Whitney Houston's Winning Score
"The Bodyguard", the hottest movie soundtrack album of all time, hit No. 1 on Dec. 12, 1992.
It was a bad day for the Bee Gees. Not the day disco died, but Dec. 12, 1992, when the soundtrack to The Bodyguard soared to No. 1, setting it on course to sell 17 million copies and outpace Saturday Night Fever as the best-selling motion picture soundtrack of all time, and to tie the Beatles’ White Album for history’s No. 7 spot.
So what made it so successful, more so than the soundtracks for Purple Rain (which sold 13 million albums), Dirty Dancing (11 million), and even the Celine Dion-floated Titanic (10 million)? For one thing, there was the $121.9 million-grossing movie itself, which starred the still-bankable Kevin Costner as an ex-Secret Service agent and Whitney Houston as an imperiled pop diva.

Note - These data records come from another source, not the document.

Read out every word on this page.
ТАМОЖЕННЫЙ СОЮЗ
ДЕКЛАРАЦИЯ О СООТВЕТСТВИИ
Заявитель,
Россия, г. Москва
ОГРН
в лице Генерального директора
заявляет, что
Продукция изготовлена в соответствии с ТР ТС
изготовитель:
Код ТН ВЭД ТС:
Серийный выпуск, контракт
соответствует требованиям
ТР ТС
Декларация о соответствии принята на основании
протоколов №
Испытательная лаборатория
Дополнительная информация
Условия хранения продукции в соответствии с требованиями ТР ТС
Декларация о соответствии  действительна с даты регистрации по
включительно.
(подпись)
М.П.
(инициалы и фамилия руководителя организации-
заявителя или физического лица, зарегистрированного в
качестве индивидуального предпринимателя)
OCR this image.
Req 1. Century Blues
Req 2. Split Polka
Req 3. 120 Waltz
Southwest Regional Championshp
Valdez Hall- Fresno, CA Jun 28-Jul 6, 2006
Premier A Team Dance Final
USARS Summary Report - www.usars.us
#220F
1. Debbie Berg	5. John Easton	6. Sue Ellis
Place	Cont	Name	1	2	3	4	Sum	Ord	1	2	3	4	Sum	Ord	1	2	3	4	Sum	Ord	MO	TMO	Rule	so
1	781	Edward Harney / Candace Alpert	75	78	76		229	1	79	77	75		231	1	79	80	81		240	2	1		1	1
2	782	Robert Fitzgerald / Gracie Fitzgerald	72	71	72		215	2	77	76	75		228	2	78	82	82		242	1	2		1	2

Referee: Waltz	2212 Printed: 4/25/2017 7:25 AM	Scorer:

But the key to the top of the charts was The Bodyguard‘s first single, Houston’s schmaltzy update of Dolly Parton’s country ballad ”I Will Always Love You.” However, the song, which hit No. 1 on Billboard‘s singles chart just in time for the film’s Nov. 25 opening, almost wasn’t on the album. ”It was originally ‘What Becomes of the Brokenhearted,’ which Kevin Costner picked,” recalls The Bodyguard‘s music supervisor, Maureen Crowe. ”But while we were in production, Paul Young covered it for Fried Green Tomatoes.” Enter ”I Will Always Love You,” which had already hit No. 1 on Billboard‘s country singles chart twice—in 1974 and 1982.
To be sure, The Bodyguard represents cross-promotion at its cleverest. Houston’s starring role gave her a big-screen platform, and during the film’s 26-week run, moviegoers saw what amounted to an elaborate commercial for the soundtrack.
These days, it seems like every other film has a pop star in it, so it’s tough to imagine a time when movie studios wouldn’t have regarded film/music synergy seriously. Gary LeMel, president of Warner Bros. Worldwide Music, says, ”We had a head of marketing at the time who [said] that music never really helped a film, so when this happened under his watch, it certainly changed his mind. It was a watershed moment.”
Houston had two other hit singles from the triple-Grammy-winning soundtrack—both ”I’m Every Woman” and ”I Have Nothing” went gold—but it was ”I Will Always Love You” that not only supersized album sales and helped trump the Bee Gees; it also dethroned the King, beating out Elvis’ ”Don’t Be Cruel/Hound Dog” for Billboard‘s No. 1 single of all time. And though Houston’s record has since been broken four times (the current champion is Mariah Carey/Boyz II Men’s ”One Sweet Day”), The Bodyguard has retained its top-soundtrack title for seven years—and there’s no serious challenger in sight.